Un portavoz de Meta afirma: "La transacción cumplió plenamente con la legislación vigente. Anticipamos una resolución adecuada a la investigación".
Manus permite a los usuarios crear y ejecutar "agentes" de IA personales capaces de realizar tareas complejas de forma independiente, gestionar archivos y crear software.
El creador original de la empresa, la start up de IA Butterfly Effect, se fundó en China en 2022. El año pasado, Butterfly Effect trasladó su sede y su equipo principal a Singapur tras una ronda de financiación liderada por la destacada firma estadounidense de capital riesgo Benchmark Capital.
En cuestión de meses, Meta adquirió la aplicación de IA, dentro de los costosos esfuerzos de la empresa matriz de Instagram y WhatsApp por alcanzar a OpenAI y Google en el campo de la IA. La operación de 2.000 millones de dólares se anunció en diciembre, y se cerró a principios de este año.

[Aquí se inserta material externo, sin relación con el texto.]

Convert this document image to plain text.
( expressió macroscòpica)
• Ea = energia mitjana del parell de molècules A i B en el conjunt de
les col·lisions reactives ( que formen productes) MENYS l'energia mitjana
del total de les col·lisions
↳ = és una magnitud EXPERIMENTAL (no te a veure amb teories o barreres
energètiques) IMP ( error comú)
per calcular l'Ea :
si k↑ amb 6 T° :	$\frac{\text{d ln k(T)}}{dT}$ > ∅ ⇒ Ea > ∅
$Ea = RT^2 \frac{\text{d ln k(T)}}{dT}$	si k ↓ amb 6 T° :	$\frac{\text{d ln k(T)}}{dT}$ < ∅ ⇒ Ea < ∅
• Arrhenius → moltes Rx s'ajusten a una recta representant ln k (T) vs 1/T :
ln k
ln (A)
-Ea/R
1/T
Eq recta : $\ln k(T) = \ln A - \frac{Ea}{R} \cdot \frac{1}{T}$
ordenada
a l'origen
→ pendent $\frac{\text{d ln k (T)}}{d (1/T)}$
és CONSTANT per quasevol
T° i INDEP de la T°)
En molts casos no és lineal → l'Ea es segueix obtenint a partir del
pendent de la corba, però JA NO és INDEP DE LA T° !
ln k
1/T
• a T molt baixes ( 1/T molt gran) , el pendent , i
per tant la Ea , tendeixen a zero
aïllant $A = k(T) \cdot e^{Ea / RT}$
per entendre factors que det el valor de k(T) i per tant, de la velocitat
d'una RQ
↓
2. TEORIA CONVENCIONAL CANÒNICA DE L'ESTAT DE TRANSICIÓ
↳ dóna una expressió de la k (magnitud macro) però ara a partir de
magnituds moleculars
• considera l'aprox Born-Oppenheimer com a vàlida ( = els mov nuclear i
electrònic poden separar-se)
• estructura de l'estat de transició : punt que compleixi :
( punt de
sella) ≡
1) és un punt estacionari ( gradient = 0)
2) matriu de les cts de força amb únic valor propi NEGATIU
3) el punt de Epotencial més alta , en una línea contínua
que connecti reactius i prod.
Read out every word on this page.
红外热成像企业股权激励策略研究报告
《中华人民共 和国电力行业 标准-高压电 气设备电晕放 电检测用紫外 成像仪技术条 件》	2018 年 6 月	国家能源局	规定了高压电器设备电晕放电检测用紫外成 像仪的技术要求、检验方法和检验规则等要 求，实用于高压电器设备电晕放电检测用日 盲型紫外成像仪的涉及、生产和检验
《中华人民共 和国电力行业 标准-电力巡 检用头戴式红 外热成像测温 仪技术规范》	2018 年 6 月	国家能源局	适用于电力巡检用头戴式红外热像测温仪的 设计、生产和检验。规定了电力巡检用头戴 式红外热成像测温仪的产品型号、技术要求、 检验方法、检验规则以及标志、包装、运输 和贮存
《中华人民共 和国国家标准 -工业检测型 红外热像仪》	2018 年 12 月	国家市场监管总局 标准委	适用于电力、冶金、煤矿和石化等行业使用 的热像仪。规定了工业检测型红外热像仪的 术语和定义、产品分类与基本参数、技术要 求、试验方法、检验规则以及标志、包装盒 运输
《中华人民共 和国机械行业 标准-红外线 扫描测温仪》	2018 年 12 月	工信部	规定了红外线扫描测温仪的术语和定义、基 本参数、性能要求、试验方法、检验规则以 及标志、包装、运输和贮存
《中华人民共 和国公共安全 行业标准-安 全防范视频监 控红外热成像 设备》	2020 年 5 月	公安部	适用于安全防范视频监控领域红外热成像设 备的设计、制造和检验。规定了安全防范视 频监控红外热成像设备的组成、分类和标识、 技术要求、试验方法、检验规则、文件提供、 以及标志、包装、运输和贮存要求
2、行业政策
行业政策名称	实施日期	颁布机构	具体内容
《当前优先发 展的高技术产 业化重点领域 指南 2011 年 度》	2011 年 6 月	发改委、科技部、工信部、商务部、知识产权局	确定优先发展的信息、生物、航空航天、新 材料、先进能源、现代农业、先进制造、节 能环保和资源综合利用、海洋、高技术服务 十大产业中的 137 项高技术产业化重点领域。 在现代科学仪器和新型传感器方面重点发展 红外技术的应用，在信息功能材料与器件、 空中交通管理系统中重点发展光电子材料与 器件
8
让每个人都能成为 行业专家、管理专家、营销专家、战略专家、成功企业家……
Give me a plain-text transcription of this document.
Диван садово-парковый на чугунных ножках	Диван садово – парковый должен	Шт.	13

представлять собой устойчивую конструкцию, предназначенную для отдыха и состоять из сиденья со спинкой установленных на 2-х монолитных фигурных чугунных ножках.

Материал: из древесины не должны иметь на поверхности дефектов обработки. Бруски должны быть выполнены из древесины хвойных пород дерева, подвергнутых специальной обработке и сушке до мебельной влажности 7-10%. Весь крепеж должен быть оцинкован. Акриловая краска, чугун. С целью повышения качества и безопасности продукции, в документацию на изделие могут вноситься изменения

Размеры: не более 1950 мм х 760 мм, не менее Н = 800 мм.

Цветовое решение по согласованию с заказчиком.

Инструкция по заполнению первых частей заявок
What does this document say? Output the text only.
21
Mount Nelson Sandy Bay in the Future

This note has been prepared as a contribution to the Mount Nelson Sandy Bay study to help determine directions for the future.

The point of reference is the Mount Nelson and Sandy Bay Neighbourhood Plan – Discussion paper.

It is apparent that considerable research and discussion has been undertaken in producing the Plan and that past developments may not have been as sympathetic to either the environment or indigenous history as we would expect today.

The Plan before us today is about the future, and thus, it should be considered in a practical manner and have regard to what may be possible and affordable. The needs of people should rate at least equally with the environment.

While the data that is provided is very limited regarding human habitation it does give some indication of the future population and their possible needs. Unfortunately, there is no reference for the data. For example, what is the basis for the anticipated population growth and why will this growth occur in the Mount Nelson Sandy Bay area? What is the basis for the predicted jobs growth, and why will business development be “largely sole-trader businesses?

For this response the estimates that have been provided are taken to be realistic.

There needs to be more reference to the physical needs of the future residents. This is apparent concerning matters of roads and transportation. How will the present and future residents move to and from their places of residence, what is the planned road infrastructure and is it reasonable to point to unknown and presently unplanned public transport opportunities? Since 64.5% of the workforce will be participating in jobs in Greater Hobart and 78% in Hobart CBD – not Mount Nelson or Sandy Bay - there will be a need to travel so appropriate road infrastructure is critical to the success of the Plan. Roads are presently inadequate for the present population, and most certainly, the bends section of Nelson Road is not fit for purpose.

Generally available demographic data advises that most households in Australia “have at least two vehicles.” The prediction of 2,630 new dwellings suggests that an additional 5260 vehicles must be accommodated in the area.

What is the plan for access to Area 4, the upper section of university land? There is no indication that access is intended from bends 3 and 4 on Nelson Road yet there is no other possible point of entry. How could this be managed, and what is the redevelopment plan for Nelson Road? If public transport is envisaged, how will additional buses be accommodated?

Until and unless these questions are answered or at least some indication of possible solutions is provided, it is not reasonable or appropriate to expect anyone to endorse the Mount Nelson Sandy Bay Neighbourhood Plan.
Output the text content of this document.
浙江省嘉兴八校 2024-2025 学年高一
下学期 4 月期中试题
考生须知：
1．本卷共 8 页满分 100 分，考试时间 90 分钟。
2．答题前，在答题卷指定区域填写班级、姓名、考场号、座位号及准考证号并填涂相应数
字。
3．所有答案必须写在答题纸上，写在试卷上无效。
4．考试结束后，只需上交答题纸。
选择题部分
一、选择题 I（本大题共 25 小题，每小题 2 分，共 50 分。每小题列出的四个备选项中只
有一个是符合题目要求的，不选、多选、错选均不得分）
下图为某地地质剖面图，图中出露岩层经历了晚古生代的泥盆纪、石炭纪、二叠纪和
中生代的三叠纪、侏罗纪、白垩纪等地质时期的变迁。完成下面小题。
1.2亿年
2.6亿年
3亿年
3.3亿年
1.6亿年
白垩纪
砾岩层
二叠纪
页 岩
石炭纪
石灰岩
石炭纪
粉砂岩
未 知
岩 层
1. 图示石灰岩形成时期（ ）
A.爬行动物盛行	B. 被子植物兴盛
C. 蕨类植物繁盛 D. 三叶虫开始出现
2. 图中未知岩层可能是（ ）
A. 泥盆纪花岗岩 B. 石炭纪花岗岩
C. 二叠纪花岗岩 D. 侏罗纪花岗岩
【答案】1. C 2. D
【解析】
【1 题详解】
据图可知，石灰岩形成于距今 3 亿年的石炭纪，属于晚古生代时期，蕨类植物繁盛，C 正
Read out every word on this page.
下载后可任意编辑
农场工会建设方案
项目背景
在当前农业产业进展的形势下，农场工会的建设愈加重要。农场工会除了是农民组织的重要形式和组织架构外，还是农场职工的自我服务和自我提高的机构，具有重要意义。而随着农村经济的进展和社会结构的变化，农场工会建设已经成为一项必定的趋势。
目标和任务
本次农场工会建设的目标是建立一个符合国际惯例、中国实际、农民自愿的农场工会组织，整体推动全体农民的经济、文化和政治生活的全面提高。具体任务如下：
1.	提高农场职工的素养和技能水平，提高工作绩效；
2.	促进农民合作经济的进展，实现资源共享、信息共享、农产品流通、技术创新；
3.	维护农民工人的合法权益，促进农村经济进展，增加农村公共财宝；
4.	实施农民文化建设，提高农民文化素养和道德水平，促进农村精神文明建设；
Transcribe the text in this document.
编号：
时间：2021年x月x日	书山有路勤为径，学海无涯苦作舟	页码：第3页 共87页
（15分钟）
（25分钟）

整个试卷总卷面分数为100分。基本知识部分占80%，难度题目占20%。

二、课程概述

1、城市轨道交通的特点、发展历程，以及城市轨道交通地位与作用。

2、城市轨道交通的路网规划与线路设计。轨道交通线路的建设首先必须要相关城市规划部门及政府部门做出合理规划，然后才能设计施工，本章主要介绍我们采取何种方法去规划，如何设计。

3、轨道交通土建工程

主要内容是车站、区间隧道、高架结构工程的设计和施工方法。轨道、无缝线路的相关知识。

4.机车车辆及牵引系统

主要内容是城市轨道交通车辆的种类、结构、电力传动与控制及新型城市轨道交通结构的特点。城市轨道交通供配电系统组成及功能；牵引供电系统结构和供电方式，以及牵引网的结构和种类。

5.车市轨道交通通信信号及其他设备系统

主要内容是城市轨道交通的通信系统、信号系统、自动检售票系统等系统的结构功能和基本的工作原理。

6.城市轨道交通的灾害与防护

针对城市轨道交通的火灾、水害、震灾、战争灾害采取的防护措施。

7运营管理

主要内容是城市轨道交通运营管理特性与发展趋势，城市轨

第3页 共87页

La entrada actual de lo que se describe como "Manus de Meta" en la App Store de Apple sigue indicando que la entidad singapurense Butterfly Effect es la desarrolladora del software.
Según informó Financial Times este mes, varios reguladores chinos han revisado la transacción, entre ellos la NDRC, el Ministerio de Comercio y el regulador antimonopolio chino.
Pekín calificó previamente la adquisición como un intento "conspirativo" de debilitar la base tecnológica del país.
Según fuentes cercanas al asunto, los funcionarios han examinado el acuerdo utilizando diversas herramientas, desde las normas de control de exportaciones hasta las leyes de inversión extranjera y competencia.
En marzo, Pekín impidió que dos cofundadores de Manus salieran del país mientras se revisaba el acuerdo.
Manus se describe a sí misma como un "motor de acción" capaz de "ampliar tu alcance humano". Debutó en marzo de 2025, apenas dos meses después de que el lanzamiento por parte de DeepSeek de un potente modelo de código abierto con capacidad de "razonamiento" provocara el pánico entre los inversores tecnológicos estadounidenses ante los avances de la IA china.
La aplicación Manus fue una de las precursoras de OpenClaw, que ha revolucionado Silicon Valley y China este año. Ambas van más allá de productos como ChatGPT de OpenAI, que se centra principalmente en procesar información y responder preguntas.
La adquisición de Manus representa la segunda gran operación en la que interviene Pekín, tras la venta por parte de CK Hutchison de 43 puertos globales, que originalmente incluía dos en Panamá, a un consorcio respaldado por BlackRock.
En ese caso, las autoridades presionaron para que la parte compradora también incluyera a un grupo chino, aunque esa operación aún no se ha cerrado.